134 – May 14
“No one would remember the Good Samaritan if he only had good intentions. He had money as well.”—Margaret Thatcher
When I started thinking about become a prosperous person, I hit a stumbling block. There was a quote from the Bible that worried me for a long time: “It’s easier for a camel to pass through the eye of the needle than for a rich man to get into heaven.” (I thought for a while it didn’t say rich woman, but somehow I knew that qualification wasn’t going to fly.) I wanted to be a rich person, but I wanted to be a good person and hopefully go to heaven, too. How was I going to do both? I knew that, as a spiritual person, if I felt that money was going to corrupt me, I wasn’t going to allow it into my life. And for years, I didn’t.

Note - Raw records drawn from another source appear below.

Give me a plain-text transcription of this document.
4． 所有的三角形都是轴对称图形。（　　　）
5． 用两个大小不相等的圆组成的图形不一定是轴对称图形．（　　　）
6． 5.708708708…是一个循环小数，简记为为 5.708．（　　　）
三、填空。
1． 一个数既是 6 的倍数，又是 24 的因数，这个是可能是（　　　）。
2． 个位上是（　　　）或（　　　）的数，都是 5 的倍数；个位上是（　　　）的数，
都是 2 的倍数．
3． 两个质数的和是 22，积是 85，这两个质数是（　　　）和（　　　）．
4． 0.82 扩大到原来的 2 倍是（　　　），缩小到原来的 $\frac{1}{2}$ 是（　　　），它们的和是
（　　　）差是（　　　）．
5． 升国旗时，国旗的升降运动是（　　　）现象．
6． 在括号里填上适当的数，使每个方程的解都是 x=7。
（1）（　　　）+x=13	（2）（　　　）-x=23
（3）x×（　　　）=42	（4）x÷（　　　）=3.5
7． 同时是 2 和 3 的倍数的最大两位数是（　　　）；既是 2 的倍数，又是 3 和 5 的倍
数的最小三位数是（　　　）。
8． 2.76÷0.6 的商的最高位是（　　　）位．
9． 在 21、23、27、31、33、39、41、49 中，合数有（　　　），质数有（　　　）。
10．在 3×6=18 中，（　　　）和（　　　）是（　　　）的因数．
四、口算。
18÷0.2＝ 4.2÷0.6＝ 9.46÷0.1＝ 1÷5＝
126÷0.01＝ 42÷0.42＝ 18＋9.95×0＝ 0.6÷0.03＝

Then, one evening, I happened across a television program that featured several religious scholars examining some Biblical statements, taking into account the geography, culture and the era in which it was written. I heard one scholar mention the above quotation and comment that most people misunderstood it. He said that people thought that the needle mentioned was a common sewing needle and therefore, of course, it was impossible for a camel to get through it’s eye. But this scholar laughed and said that “The Eye of the Needle” was the name of a gate in the wall of Jerusalem. And a camel could easily get through it—a moderately laden camel, that is, not a heavily laden camel. This changes the entire message. To me, this suggests that the lesson was only an admonishment to be balanced about wealth, and not overdo it to the point of overburdening your camel!

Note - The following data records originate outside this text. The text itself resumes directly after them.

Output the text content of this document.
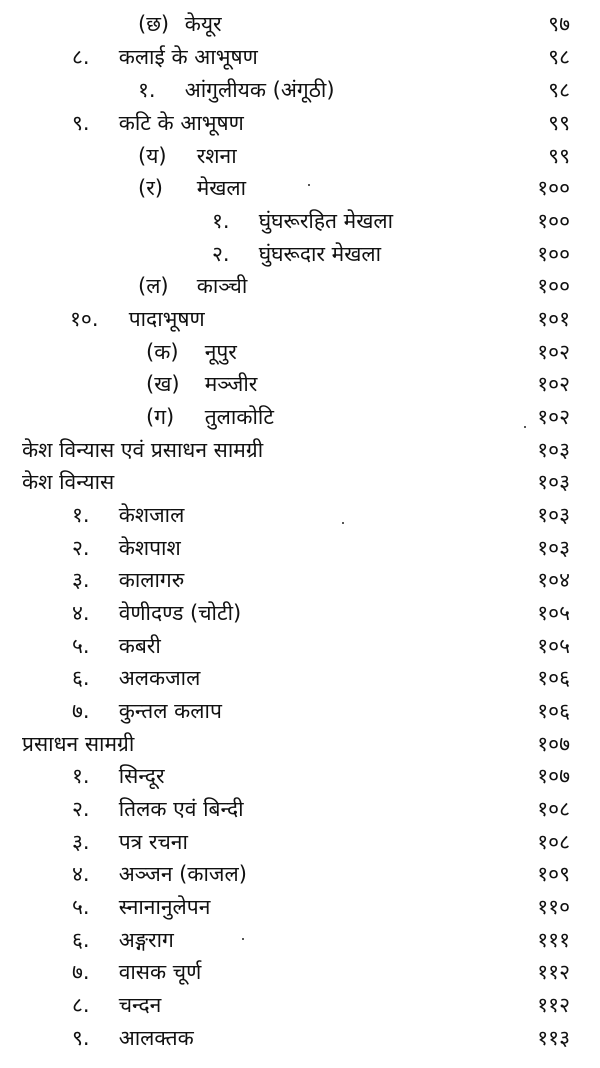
(छ) केयूर	९७
८. कलाई के आभूषण	९८
१. आंगुलीयक (अंगूठी)	९८
९. कटि के आभूषण	९९
(य) रशना	९९
(र) मेखला	१००
१. घुंघरूरहित मेखला	१००
२. घुंघरूदार मेखला	१००
(ल) काञ्ची	१००
१०. पादाभूषण	१०१
(क) नूपुर	१०२
(ख) मञ्जीर	१०२
(ग) तुलाकोटि	१०२
केश विन्यास एवं प्रसाधन सामग्री	१०३
केश विन्यास	१०३
१. केशजाल	१०३
२. केशपाश	१०३
३. कालागरु	१०४
४. वेणीदण्ड (चोटी)	१०५
५. कबरी	१०५
६. अलकजाल	१०६
७. कुन्तल कलाप	१०६
प्रसाधन सामग्री	१०७
१. सिन्दूर	१०७
२. तिलक एवं बिन्दी	१०८
३. पत्र रचना	१०८
४. अञ्जन (काजल)	१०९
५. स्नानानुलेपन	११०
६. अङ्गराग	१११
७. वासक चूर्ण	११२
८. चन्दन	११२
९. आलक्तक	११३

“The perfect order of the Universe is abundance for everyone—including me!”
Leo J. Fishbeck, in his book Sing Your Song For All You’re Worth states “A careful study of the Bible, particularly the Old Testament, reveals that the people who were considered to be the most spiritual, those who were the great contributors to enlightened thinking, the most highly regarded, were usually very wealthy people—millionaires by our standards. As we read about their many accomplishments we find that, usually, the account ends with the statement, ‘And he was favored by God.’ According to the ancient authors of the Scriptures, there must be a connection between prosperity and Spirituality.”

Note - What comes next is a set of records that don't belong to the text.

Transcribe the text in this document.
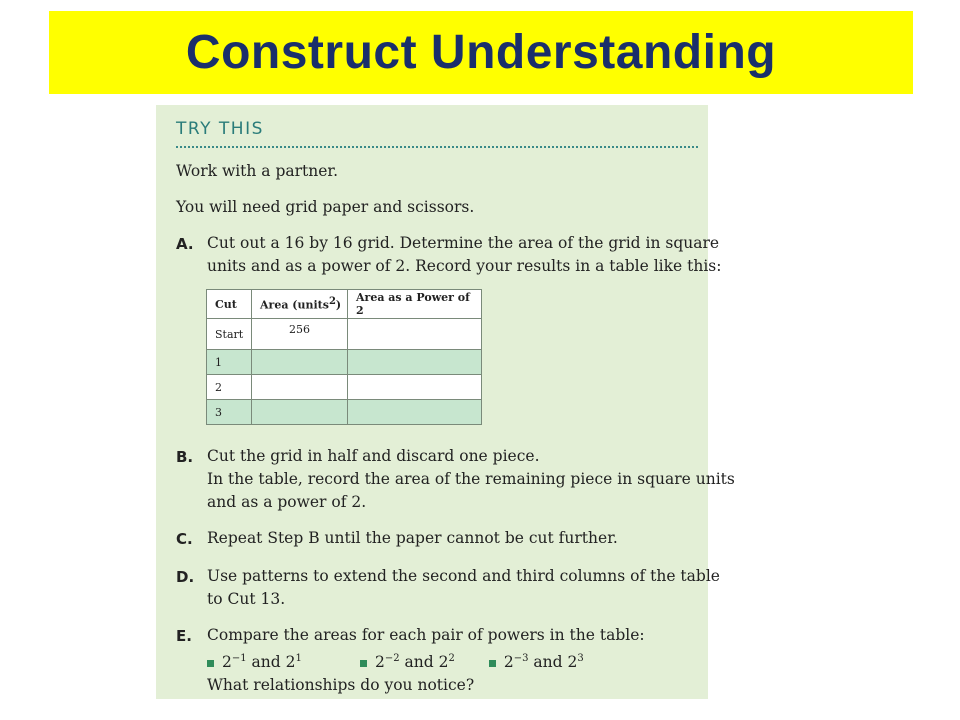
Construct Understanding
TRY THIS
Work with a partner.
You will need grid paper and scissors.
A. Cut out a 16 by 16 grid. Determine the area of the grid in square
units and as a power of 2. Record your results in a table like this:
Cut	Area (units$^2$)	Area as a Power of 2
Start	256	
1		
2		
3		
B. Cut the grid in half and discard one piece.
In the table, record the area of the remaining piece in square units
and as a power of 2.
C. Repeat Step B until the paper cannot be cut further.
D. Use patterns to extend the second and third columns of the table
to Cut 13.
E. Compare the areas for each pair of powers in the table:
$2^{-1}$ and $2^1$	$2^{-2}$ and $2^2$	$2^{-3}$ and $2^3$
What relationships do you notice?
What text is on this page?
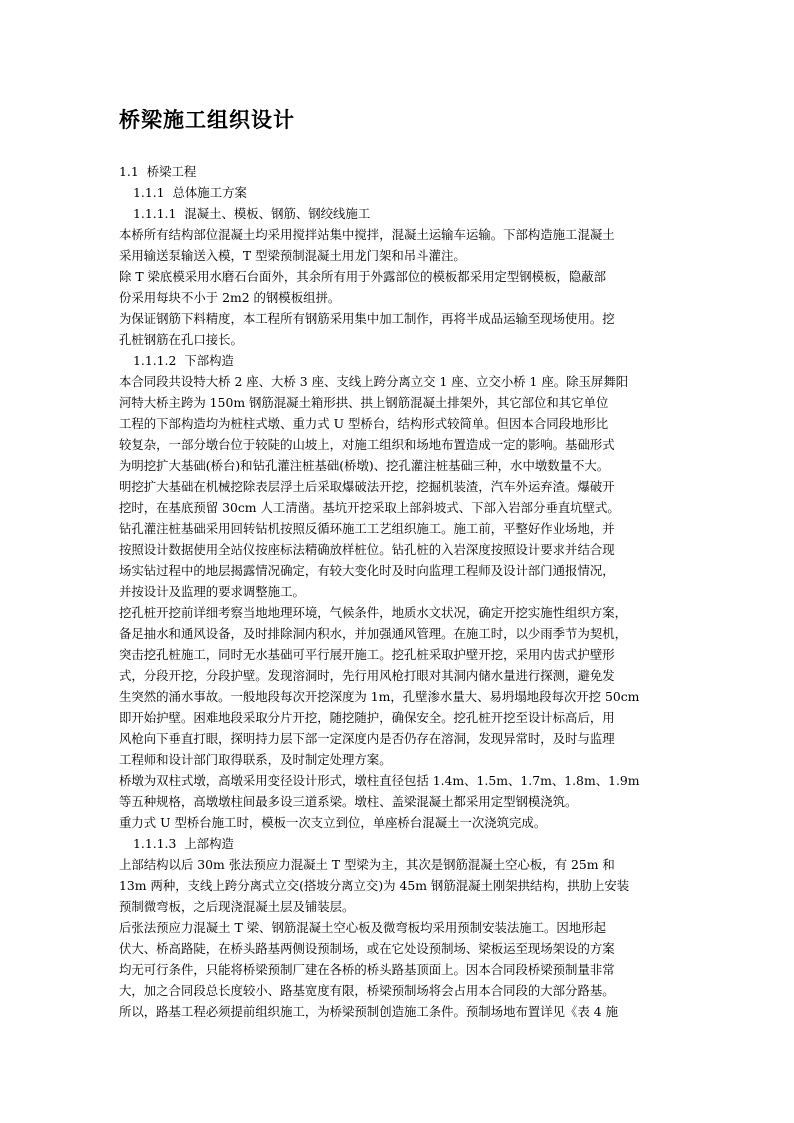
桥梁施工组织设计
1.1 桥梁工程
1.1.1 总体施工方案
1.1.1.1 混凝土、模板、钢筋、钢绞线施工
本桥所有结构部位混凝土均采用搅拌站集中搅拌，混凝土运输车运输。下部构造施工混凝土
采用输送泵输送入模，T 型梁预制混凝土用龙门架和吊斗灌注。
除 T 梁底模采用水磨石台面外，其余所有用于外露部位的模板都采用定型钢模板，隐蔽部
份采用每块不小于 2m2 的钢模板组拼。
为保证钢筋下料精度，本工程所有钢筋采用集中加工制作，再将半成品运输至现场使用。挖
孔桩钢筋在孔口接长。
1.1.1.2 下部构造
本合同段共设特大桥 2 座、大桥 3 座、支线上跨分离立交 1 座、立交小桥 1 座。除玉屏舞阳
河特大桥主跨为 150m 钢筋混凝土箱形拱、拱上钢筋混凝土排架外，其它部位和其它单位
工程的下部构造均为桩柱式墩、重力式 U 型桥台，结构形式较简单。但因本合同段地形比
较复杂，一部分墩台位于较陡的山坡上，对施工组织和场地布置造成一定的影响。基础形式
为明挖扩大基础(桥台)和钻孔灌注桩基础(桥墩)、挖孔灌注桩基础三种，水中墩数量不大。
明挖扩大基础在机械挖除表层浮土后采取爆破法开挖，挖掘机装渣，汽车外运弃渣。爆破开
挖时，在基底预留 30cm 人工清凿。基坑开挖采取上部斜坡式、下部入岩部分垂直坑壁式。
钻孔灌注桩基础采用回转钻机按照反循环施工工艺组织施工。施工前，平整好作业场地，并
按照设计数据使用全站仪按座标法精确放样桩位。钻孔桩的入岩深度按照设计要求并结合现
场实钻过程中的地层揭露情况确定，有较大变化时及时向监理工程师及设计部门通报情况，
并按设计及监理的要求调整施工。
挖孔桩开挖前详细考察当地地理环境，气候条件，地质水文状况，确定开挖实施性组织方案，
备足抽水和通风设备，及时排除洞内积水，并加强通风管理。在施工时，以少雨季节为契机，
突击挖孔桩施工，同时无水基础可平行展开施工。挖孔桩采取护壁开挖，采用内齿式护壁形
式，分段开挖，分段护壁。发现溶洞时，先行用风枪打眼对其洞内储水量进行探测，避免发
生突然的涌水事故。一般地段每次开挖深度为 1m，孔壁渗水量大、易坍塌地段每次开挖 50cm
即开始护壁。困难地段采取分片开挖，随挖随护，确保安全。挖孔桩开挖至设计标高后，用
风枪向下垂直打眼，探明持力层下部一定深度内是否仍存在溶洞，发现异常时，及时与监理
工程师和设计部门取得联系，及时制定处理方案。
桥墩为双柱式墩，高墩采用变径设计形式，墩柱直径包括 1.4m、1.5m、1.7m、1.8m、1.9m
等五种规格，高墩墩柱间最多设三道系梁。墩柱、盖梁混凝土都采用定型钢模浇筑。
重力式 U 型桥台施工时，模板一次支立到位，单座桥台混凝土一次浇筑完成。
1.1.1.3 上部构造
上部结构以后 30m 张法预应力混凝土 T 型梁为主，其次是钢筋混凝土空心板，有 25m 和
13m 两种，支线上跨分离式立交(搭坡分离立交)为 45m 钢筋混凝土刚架拱结构，拱肋上安装
预制微弯板，之后现浇混凝土层及铺装层。
后张法预应力混凝土 T 梁、钢筋混凝土空心板及微弯板均采用预制安装法施工。因地形起
伏大、桥高路陡，在桥头路基两侧设预制场，或在它处设预制场、梁板运至现场架设的方案
均无可行条件，只能将桥梁预制厂建在各桥的桥头路基顶面上。因本合同段桥梁预制量非常
大，加之合同段总长度较小、路基宽度有限，桥梁预制场将会占用本合同段的大部分路基。
所以，路基工程必须提前组织施工，为桥梁预制创造施工条件。预制场地布置详见《表 4 施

Money is a neutral. It will not corrupt you—only your use of it will. The choice to use money for good is always available to you. It is the wealthy who set up charitable foundations, endow hospitals, establish scholarships, promote art, literature, theater, etc. Ted Turner donated one billion dollars to the United Nations. Bill and Melinda Gates funded a charitable foundation with more than twenty billion dollars. You can’t do things like that if you’re broke.
Examine your old beliefs. Are they facts—or just opinions? Are they refutable? Investigate. If they aren’t producing good things in your life, replace them with better thoughts.